I hollered and waved. Somebody hollered and waved back but nobody waited up.

“Fucker is big,” I said, meaning the fortress. Now we were close it seemed to swell with every step. It was built of a blackish basaltic stone darker than the surrounding plain. It was in a bad state of repair. “It wasn’t immune to the earthquakes.”

Thai Dei grunted. He was nervous again.

“There’s what they were crossing.” It was a crack in the plain. It extended both directions as far as I could see. Nowhere did it appear to be very wide though it was narrowest where our guys had crossed. It was about three feet wide there. They had even taken the carts and wagons over.

Farther away part of the fortress wall had collapsed and poured into the gap. The stone looked freshly fallen so I presumed this was the collapse we had witnessed. There were a couple of older falls evident, too. At a guess I would say the oldest occurred the day we felt the quake all the way off in Taglios.
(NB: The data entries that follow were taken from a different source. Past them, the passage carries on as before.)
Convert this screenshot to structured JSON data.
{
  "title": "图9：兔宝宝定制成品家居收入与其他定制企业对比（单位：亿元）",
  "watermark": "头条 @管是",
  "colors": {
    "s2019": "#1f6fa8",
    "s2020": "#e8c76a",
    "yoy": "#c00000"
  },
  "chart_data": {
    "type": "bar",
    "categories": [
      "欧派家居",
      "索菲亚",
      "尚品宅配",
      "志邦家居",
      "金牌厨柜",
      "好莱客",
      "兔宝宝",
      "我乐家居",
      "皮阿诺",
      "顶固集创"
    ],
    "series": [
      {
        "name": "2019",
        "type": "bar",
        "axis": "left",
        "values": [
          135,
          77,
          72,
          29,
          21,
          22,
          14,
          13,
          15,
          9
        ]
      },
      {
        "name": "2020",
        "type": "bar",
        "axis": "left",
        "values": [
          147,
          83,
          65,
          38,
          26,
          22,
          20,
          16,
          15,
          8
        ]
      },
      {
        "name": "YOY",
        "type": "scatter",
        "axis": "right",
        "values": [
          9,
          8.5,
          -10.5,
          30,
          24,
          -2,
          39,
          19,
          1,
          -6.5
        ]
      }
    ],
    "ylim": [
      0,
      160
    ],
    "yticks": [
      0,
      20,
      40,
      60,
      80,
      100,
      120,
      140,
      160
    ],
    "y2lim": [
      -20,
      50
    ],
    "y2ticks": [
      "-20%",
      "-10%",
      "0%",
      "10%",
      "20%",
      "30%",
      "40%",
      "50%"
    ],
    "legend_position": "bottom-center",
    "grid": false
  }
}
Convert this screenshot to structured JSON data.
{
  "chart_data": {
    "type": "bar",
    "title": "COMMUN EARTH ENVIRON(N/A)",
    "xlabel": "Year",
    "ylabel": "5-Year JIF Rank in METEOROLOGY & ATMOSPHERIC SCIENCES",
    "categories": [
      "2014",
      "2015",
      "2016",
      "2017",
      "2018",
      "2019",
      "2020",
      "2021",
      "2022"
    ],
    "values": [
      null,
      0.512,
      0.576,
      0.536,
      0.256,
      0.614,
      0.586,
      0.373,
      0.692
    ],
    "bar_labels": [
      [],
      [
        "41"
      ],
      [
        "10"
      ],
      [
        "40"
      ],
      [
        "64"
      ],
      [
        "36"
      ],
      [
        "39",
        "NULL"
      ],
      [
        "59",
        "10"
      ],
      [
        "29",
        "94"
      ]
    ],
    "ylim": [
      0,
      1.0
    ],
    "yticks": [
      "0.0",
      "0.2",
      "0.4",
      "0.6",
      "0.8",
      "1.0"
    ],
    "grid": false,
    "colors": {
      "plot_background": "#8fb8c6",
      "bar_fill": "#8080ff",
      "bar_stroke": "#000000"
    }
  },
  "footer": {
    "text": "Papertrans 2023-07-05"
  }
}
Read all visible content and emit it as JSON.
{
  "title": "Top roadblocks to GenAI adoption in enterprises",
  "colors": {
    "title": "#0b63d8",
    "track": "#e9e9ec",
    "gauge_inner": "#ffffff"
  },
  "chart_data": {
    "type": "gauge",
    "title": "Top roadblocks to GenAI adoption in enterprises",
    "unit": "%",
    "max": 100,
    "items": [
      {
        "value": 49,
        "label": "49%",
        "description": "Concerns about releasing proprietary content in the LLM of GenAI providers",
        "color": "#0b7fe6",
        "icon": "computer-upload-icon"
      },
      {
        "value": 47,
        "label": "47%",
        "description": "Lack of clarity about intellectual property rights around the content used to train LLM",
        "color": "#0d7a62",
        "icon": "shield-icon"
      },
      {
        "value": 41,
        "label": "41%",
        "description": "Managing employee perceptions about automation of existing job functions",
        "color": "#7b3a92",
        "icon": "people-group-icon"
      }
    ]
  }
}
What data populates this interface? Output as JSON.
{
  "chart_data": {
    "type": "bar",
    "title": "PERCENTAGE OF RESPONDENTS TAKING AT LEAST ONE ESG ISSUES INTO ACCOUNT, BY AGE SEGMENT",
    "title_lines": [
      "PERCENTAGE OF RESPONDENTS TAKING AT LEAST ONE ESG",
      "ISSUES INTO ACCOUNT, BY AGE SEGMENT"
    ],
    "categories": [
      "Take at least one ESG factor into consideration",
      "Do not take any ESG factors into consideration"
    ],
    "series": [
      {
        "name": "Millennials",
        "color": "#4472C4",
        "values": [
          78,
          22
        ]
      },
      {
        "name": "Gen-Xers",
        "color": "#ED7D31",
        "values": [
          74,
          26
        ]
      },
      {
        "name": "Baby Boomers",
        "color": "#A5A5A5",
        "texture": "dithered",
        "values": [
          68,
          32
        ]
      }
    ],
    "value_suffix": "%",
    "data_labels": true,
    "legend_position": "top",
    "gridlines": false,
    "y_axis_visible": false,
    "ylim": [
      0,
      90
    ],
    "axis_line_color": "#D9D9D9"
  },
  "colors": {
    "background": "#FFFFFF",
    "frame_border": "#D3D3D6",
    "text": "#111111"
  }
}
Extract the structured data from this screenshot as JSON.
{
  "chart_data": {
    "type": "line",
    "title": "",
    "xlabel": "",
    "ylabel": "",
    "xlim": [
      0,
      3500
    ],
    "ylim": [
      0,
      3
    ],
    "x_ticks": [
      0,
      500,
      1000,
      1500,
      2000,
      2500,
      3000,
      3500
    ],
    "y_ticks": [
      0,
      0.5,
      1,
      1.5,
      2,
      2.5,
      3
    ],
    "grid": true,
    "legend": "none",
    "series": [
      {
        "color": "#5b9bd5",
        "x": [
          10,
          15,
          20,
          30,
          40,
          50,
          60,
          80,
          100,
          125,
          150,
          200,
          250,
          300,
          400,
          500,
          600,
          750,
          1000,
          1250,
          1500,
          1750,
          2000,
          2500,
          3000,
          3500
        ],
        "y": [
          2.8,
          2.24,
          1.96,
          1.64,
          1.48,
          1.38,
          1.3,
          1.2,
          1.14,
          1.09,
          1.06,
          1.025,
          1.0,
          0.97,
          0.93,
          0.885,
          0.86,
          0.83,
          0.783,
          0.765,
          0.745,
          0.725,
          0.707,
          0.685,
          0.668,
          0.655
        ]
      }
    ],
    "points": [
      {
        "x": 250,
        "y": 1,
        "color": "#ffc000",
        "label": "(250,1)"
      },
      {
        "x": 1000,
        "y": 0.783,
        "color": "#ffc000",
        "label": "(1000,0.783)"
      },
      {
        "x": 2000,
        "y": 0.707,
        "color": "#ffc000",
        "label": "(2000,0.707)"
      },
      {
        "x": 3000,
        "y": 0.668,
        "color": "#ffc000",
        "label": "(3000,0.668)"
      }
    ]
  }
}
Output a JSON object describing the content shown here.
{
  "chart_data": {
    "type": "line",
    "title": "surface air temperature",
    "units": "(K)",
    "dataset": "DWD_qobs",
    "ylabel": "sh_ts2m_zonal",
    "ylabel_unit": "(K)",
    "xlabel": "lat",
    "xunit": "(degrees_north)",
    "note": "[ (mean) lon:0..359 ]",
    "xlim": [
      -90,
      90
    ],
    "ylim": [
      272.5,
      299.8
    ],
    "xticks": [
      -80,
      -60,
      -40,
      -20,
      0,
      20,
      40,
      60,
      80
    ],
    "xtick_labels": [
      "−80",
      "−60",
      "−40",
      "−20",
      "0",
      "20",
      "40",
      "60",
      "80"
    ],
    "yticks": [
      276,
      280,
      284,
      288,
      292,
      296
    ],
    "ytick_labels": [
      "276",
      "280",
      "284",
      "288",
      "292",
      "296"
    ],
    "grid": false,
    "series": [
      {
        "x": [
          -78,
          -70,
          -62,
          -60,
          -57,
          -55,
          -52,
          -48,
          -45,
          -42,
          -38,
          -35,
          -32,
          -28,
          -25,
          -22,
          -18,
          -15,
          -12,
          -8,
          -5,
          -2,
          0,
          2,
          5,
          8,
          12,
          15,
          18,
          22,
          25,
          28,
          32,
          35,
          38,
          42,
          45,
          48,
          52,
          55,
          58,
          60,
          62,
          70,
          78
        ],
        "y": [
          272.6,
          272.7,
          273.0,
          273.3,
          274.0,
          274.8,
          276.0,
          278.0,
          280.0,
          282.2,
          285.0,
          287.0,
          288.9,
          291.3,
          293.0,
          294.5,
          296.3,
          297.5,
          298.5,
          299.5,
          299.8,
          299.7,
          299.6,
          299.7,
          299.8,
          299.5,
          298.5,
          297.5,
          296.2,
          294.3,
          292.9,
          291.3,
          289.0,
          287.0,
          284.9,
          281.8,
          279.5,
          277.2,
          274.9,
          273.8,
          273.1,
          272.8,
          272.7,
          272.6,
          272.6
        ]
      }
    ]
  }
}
Thai Dei and I were too old to run except when we had to. But we wasted no time. We hopped the crack before the goat guys moved out of sight around the curve of the wall. One was Sparkle, another Wheezer. Wheezer would be getting a lot of shit details for a while.

I huffed and puffed and hurried on. My pack seemed to be putting on weight. I panted, “It feel like we’ve gained some altitude since we’ve been up here?”

Thai Dei offered an affirmative grunt. He said nothing else. He was puffing himself.

I looked back. It did seem I could see more plain from here than I had seen from back up the road.

Thai Dei wondered, “Have the earthquakes broken the road’s protection?” He must have been worrying for a while.

I thought as we walked. “Couldn’t have. The shadows would have gotten us.” There was still road surface underfoot but it was not as clear here. I wondered if the entire fortress was encased in protection and, if so, how elastic that could be. I was still alive but it seemed unlikely the fortress could fall down again and again without overstressing the barrier somewhere.

Once across the crack we were soon under the wall’s loom. I ran my fingers over the dark stone. “Huh?” It was crumbly. “That look like sandstone to you?”

Thai Dei grunted negatively, followed that with an interrogative noise. “Seems like a lot of little tiny crystals. Like salt. But it is not sandstone.”

Something had been done to it. Something not natural. That kind of stone stood up to everything forever—like the rest of the stone on the plain.

Thai Dei muttered, “I smell sorcery.”

“You have a fine nose, my brother.”

The guys we were following were in a hurry themselves, also following the curve of the wall and whoever was ahead of them. They refused to wait but we continued to gain ground.